- Care home
Stoneacre Lodge Residential Home
We issued warning notices to Seth Homes Ltd on 4 February 2025 for failure to meet the regulations relating to safe care and treatment (Regulation 12) and good governance (Regulation 17) at Stoneacre Lodge Residential Home.
Report from 24 December 2024 assessment
Contents
On this page
- Overview
- Learning culture
- Safe systems, pathways and transitions
- Safeguarding
- Involving people to manage risks
- Safe environments
- Safe and effective staffing
- Infection prevention and control
- Medicines optimisation
Safe
Safe – this means we looked for evidence that people were protected from abuse and avoidable harm. At our last assessment we rated this key question requires improvement. At this assessment the rating has remained requires improvement. This meant some aspects of the service were not always safe and there was limited assurance about safety. There was an increased risk that people could be harmed. The service was in breach of legal regulation in relation to safe care and treatment.
This service scored 44 (out of 100) for this area. Find out what we look at when we assess this area and How we calculate these scores.
Learning culture
The service did not always have a proactive and positive culture of safety based on openness and honesty. They did not always listen to concerns about safety and did not always investigate and report safety events. Lessons were not always learnt to continually identify and embed good practice. Accidents and incidents were logged and recorded but analysis of the information was simplistic. It did not identify themes or trends to improve the quality of care and support to keep people safe.
Safe systems, pathways and transitions
The service did not always work well with people and healthcare partners to establish and maintain safe systems of care. They did not always manage or monitor people’s safety. They did not always make sure there was continuity of care, including when people moved between different services. People had not always received timely referrals to clinical support services such as speech and language therapists and dieticians when concerns were identified about weight loss.
Safeguarding
The service did not always work well with people and healthcare partners to understand what being safe meant to them and how to achieve that. They did not always concentrate on improving people’s lives or protecting their right to live in safety, free from bullying, harassment, abuse, discrimination, avoidable harm and neglect. There was a safeguarding log in place where concerns and outcomes were recorded but it was incomplete and not up to date. There was no evidence of how safeguarding incidents were analysed to identify lessons learned. There were no mechanisms which demonstrated how learning was shared with staff to make changes and improvements to the service.
Involving people to manage risks
The service did not work well with people to understand and manage risks. They did not provide care to meet people’s needs that was safe, supportive and enabled people to do the things that mattered to them. Risks were not identified or mitigated in people’s care plans. Care plans were not reviewed in a timely manner and this meant care was not delivered in line with people’s identified needs. This put people at risk of harm. This is a breach of regulation 12 safe care and treatment and we asked the provider to take action.
Safe environments
The service did not always detect and control potential risks in the care environment. They did not make sure equipment, facilities and technology supported the delivery of safe care. Radiators covers were not in place for some radiators in the care environment. These radiators were hot to the touch and were a risk to people living in the care home. Records of water temperatures and cleaning and descaling of showers were not completed or recorded and there was no management oversight of these records. This put people at risk of harm. This is a breach of regulation 12 safe care and treatment and we asked the provider to take action.

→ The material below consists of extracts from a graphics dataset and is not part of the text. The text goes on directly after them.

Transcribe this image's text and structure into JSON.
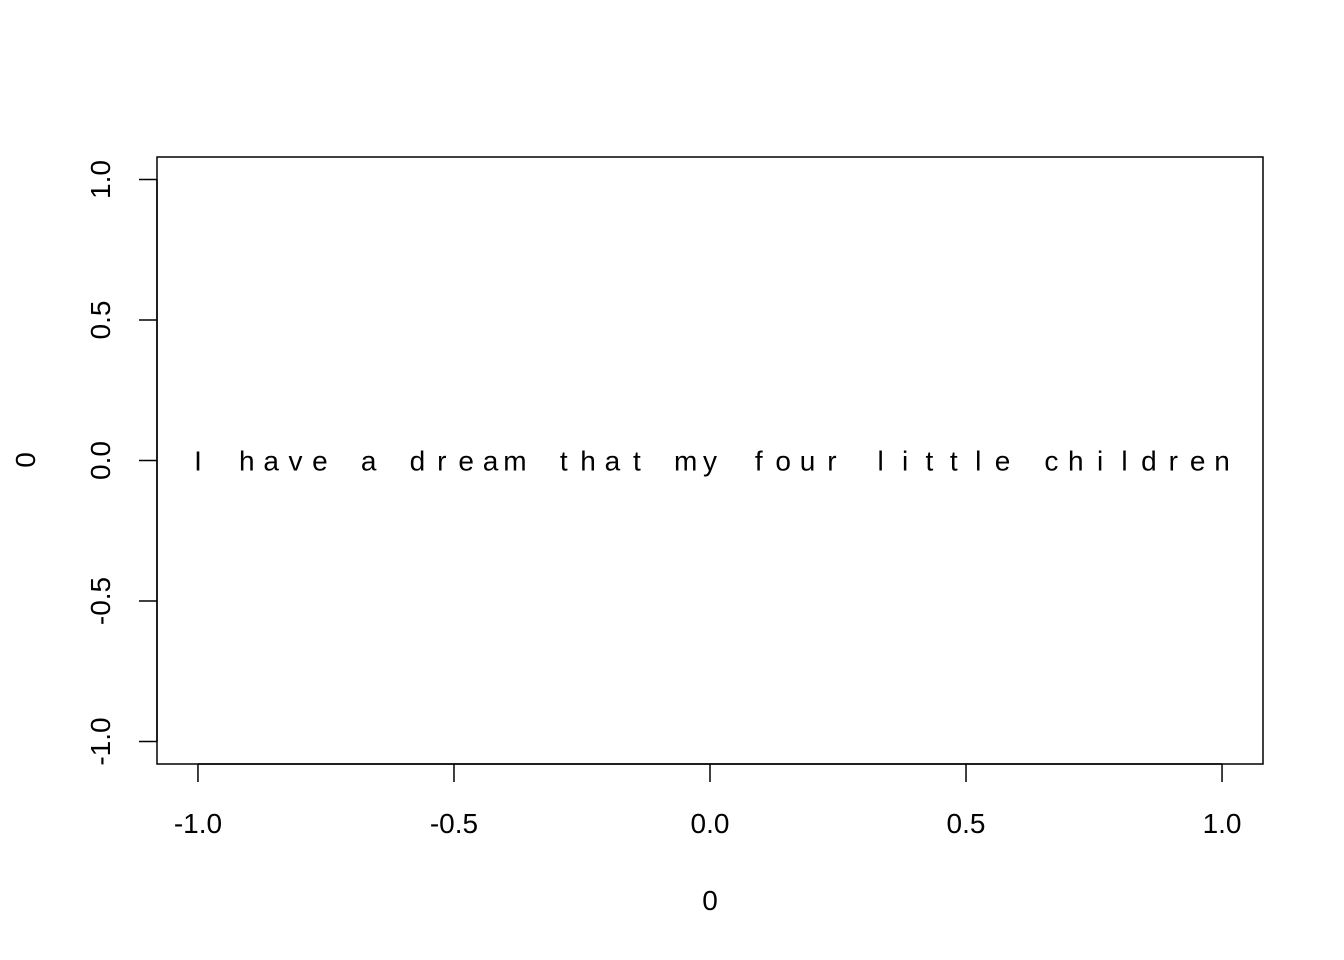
{
  "chart_data": {
    "type": "scatter",
    "title": "",
    "xlabel": "0",
    "ylabel": "0",
    "xlim": [
      -1.08,
      1.08
    ],
    "ylim": [
      -1.08,
      1.08
    ],
    "x_ticks": [
      {
        "value": -1.0,
        "label": "-1.0"
      },
      {
        "value": -0.5,
        "label": "-0.5"
      },
      {
        "value": 0.0,
        "label": "0.0"
      },
      {
        "value": 0.5,
        "label": "0.5"
      },
      {
        "value": 1.0,
        "label": "1.0"
      }
    ],
    "y_ticks": [
      {
        "value": -1.0,
        "label": "-1.0"
      },
      {
        "value": -0.5,
        "label": "-0.5"
      },
      {
        "value": 0.0,
        "label": "0.0"
      },
      {
        "value": 0.5,
        "label": "0.5"
      },
      {
        "value": 1.0,
        "label": "1.0"
      }
    ],
    "grid": false,
    "legend": "none",
    "annotation": {
      "text": "I have a dream that my four little children",
      "x_from": -1.0,
      "x_to": 1.0,
      "y": 0.0
    },
    "colors": {
      "foreground": "#000000",
      "background": "#ffffff"
    }
  }
}
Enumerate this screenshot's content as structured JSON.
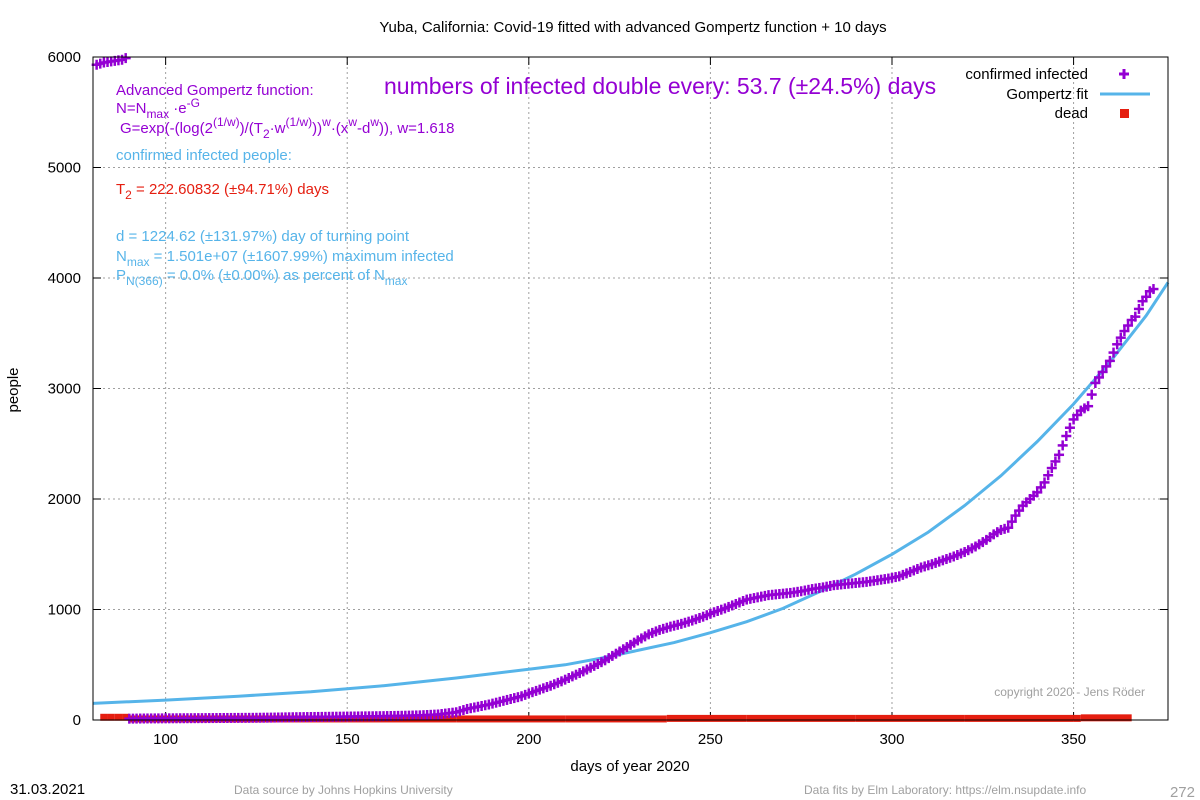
{
  "chart_data": {
    "type": "scatter",
    "title": "Yuba,  California: Covid-19 fitted with advanced Gompertz function + 10 days",
    "xlabel": "days of year 2020",
    "ylabel": "people",
    "xlim": [
      80,
      376
    ],
    "ylim": [
      0,
      6000
    ],
    "x_ticks": [
      100,
      150,
      200,
      250,
      300,
      350
    ],
    "y_ticks": [
      0,
      1000,
      2000,
      3000,
      4000,
      5000,
      6000
    ],
    "grid": true,
    "legend_position": "top-right",
    "series": [
      {
        "name": "confirmed infected",
        "marker": "plus",
        "color": "#9400d3",
        "points": [
          [
            81,
            5930
          ],
          [
            82,
            5940
          ],
          [
            83,
            5950
          ],
          [
            84,
            5955
          ],
          [
            85,
            5960
          ],
          [
            86,
            5965
          ],
          [
            87,
            5970
          ],
          [
            88,
            5975
          ],
          [
            89,
            5990
          ],
          [
            90,
            12
          ],
          [
            95,
            14
          ],
          [
            100,
            15
          ],
          [
            105,
            16
          ],
          [
            110,
            17
          ],
          [
            115,
            18
          ],
          [
            120,
            19
          ],
          [
            125,
            20
          ],
          [
            130,
            22
          ],
          [
            135,
            25
          ],
          [
            140,
            27
          ],
          [
            145,
            29
          ],
          [
            150,
            31
          ],
          [
            155,
            33
          ],
          [
            160,
            35
          ],
          [
            165,
            38
          ],
          [
            170,
            42
          ],
          [
            175,
            50
          ],
          [
            180,
            70
          ],
          [
            183,
            100
          ],
          [
            186,
            120
          ],
          [
            189,
            140
          ],
          [
            192,
            165
          ],
          [
            195,
            190
          ],
          [
            198,
            215
          ],
          [
            200,
            240
          ],
          [
            203,
            275
          ],
          [
            206,
            310
          ],
          [
            209,
            350
          ],
          [
            212,
            395
          ],
          [
            215,
            440
          ],
          [
            218,
            490
          ],
          [
            221,
            540
          ],
          [
            224,
            600
          ],
          [
            227,
            660
          ],
          [
            230,
            720
          ],
          [
            233,
            775
          ],
          [
            236,
            815
          ],
          [
            239,
            845
          ],
          [
            242,
            870
          ],
          [
            245,
            900
          ],
          [
            248,
            935
          ],
          [
            251,
            975
          ],
          [
            254,
            1010
          ],
          [
            257,
            1050
          ],
          [
            260,
            1090
          ],
          [
            263,
            1110
          ],
          [
            266,
            1130
          ],
          [
            269,
            1140
          ],
          [
            272,
            1150
          ],
          [
            275,
            1165
          ],
          [
            278,
            1185
          ],
          [
            281,
            1200
          ],
          [
            284,
            1220
          ],
          [
            287,
            1230
          ],
          [
            290,
            1240
          ],
          [
            293,
            1250
          ],
          [
            296,
            1265
          ],
          [
            299,
            1280
          ],
          [
            302,
            1300
          ],
          [
            305,
            1340
          ],
          [
            308,
            1380
          ],
          [
            311,
            1410
          ],
          [
            314,
            1445
          ],
          [
            317,
            1480
          ],
          [
            320,
            1520
          ],
          [
            323,
            1570
          ],
          [
            326,
            1630
          ],
          [
            328,
            1680
          ],
          [
            330,
            1720
          ],
          [
            332,
            1740
          ],
          [
            334,
            1850
          ],
          [
            336,
            1940
          ],
          [
            338,
            2000
          ],
          [
            340,
            2060
          ],
          [
            342,
            2150
          ],
          [
            344,
            2280
          ],
          [
            346,
            2400
          ],
          [
            348,
            2570
          ],
          [
            350,
            2720
          ],
          [
            352,
            2800
          ],
          [
            354,
            2840
          ],
          [
            356,
            3050
          ],
          [
            358,
            3150
          ],
          [
            360,
            3250
          ],
          [
            362,
            3400
          ],
          [
            364,
            3520
          ],
          [
            366,
            3620
          ],
          [
            367,
            3650
          ],
          [
            369,
            3790
          ],
          [
            370,
            3830
          ],
          [
            371,
            3880
          ],
          [
            372,
            3900
          ]
        ]
      },
      {
        "name": "Gompertz fit",
        "line": true,
        "color": "#56b4e9",
        "points": [
          [
            80,
            150
          ],
          [
            100,
            180
          ],
          [
            120,
            215
          ],
          [
            140,
            255
          ],
          [
            160,
            310
          ],
          [
            180,
            380
          ],
          [
            190,
            420
          ],
          [
            200,
            460
          ],
          [
            210,
            500
          ],
          [
            220,
            560
          ],
          [
            230,
            630
          ],
          [
            240,
            700
          ],
          [
            250,
            790
          ],
          [
            260,
            890
          ],
          [
            270,
            1010
          ],
          [
            280,
            1160
          ],
          [
            290,
            1320
          ],
          [
            300,
            1500
          ],
          [
            310,
            1700
          ],
          [
            320,
            1940
          ],
          [
            330,
            2210
          ],
          [
            340,
            2520
          ],
          [
            350,
            2860
          ],
          [
            360,
            3240
          ],
          [
            370,
            3660
          ],
          [
            376,
            3960
          ]
        ]
      },
      {
        "name": "dead",
        "marker": "square",
        "color": "#e51e10",
        "points": [
          [
            82,
            20
          ],
          [
            84,
            20
          ],
          [
            86,
            20
          ],
          [
            88,
            20
          ],
          [
            90,
            5
          ],
          [
            120,
            5
          ],
          [
            150,
            5
          ],
          [
            180,
            5
          ],
          [
            210,
            5
          ],
          [
            238,
            10
          ],
          [
            260,
            10
          ],
          [
            290,
            10
          ],
          [
            320,
            10
          ],
          [
            350,
            10
          ],
          [
            352,
            15
          ],
          [
            366,
            15
          ]
        ]
      }
    ],
    "annotations": {
      "doubling": "numbers of infected double every: 53.7 (±24.5%) days",
      "gompertz_head": "Advanced Gompertz function:",
      "eq1_main": "N=N",
      "eq1_sub": "max",
      "eq1_mid": " ·e",
      "eq1_sup": "-G",
      "eq2": "G=exp(-(log(2",
      "eq2_sup1": "(1/w)",
      "eq2_b": ")/(T",
      "eq2_sub": "2",
      "eq2_c": "·w",
      "eq2_sup2": "(1/w)",
      "eq2_d": "))",
      "eq2_sup3": "w",
      "eq2_e": "·(x",
      "eq2_sup4": "w",
      "eq2_f": "-d",
      "eq2_sup5": "w",
      "eq2_g": ")), w=1.618",
      "confirmed_label": "confirmed infected people:",
      "t2_main": "T",
      "t2_sub": "2",
      "t2_rest": " = 222.60832 (±94.71%) days",
      "d_line": "d = 1224.62 (±131.97%) day of turning point",
      "nmax_main": "N",
      "nmax_sub": "max",
      "nmax_rest": " = 1.501e+07 (±1607.99%) maximum infected",
      "p_main": "P",
      "p_sub": "N(366)",
      "p_rest": " = 0.0% (±0.00%) as percent of N",
      "p_sub2": "max",
      "copyright": "copyright 2020 - Jens Röder"
    }
  },
  "footer": {
    "date": "31.03.2021",
    "source": "Data source by Johns Hopkins University",
    "fits": "Data fits by Elm Laboratory: https://elm.nsupdate.info",
    "page_number": "272"
  },
  "colors": {
    "confirmed": "#9400d3",
    "fit": "#56b4e9",
    "dead": "#e51e10",
    "t2_text": "#e51e10",
    "muted": "#a0a0a0"
  }
}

Safe and effective staffing
The service made sure there were enough qualified and skilled staff who received effective support, supervision and development. Staff were recruited safely and a range of checks including references and disclosure and barring checks (DBS) had been requested and obtained prior to new staff starting work in the service. Staff were caring and compassionate in their support for people. When we asked people about the staff, a family member told us, “They are always very polite and seem very friendly people.”
Infection prevention and control
The service did not always assess or manage the risk of infection. They did not always detect and control the risk of it spreading or share concerns with appropriate agencies promptly. We saw evidence of full clinical waste bags left open on a toilet floor which were full of used continence products. This caused an infection control risk and an unpleasant odour. People told us staff used personal protective equipment (PPE) appropriately, “PPE is always used when sickness is around. [There are] no restrictions of visiting only that they ask we try not to come at lunchtimes.”
Medicines optimisation
The service did not make sure medicines and treatments were safe and met people’s needs, capacities and preferences. Medicines were not managed safely. Administration of controlled drugs was not signed by 2 people and body maps for the administration of pain patches were not used effectively. This put people at risk of harm. This is a breach of regulation 12 safe care and treatment and we asked the provider to take action.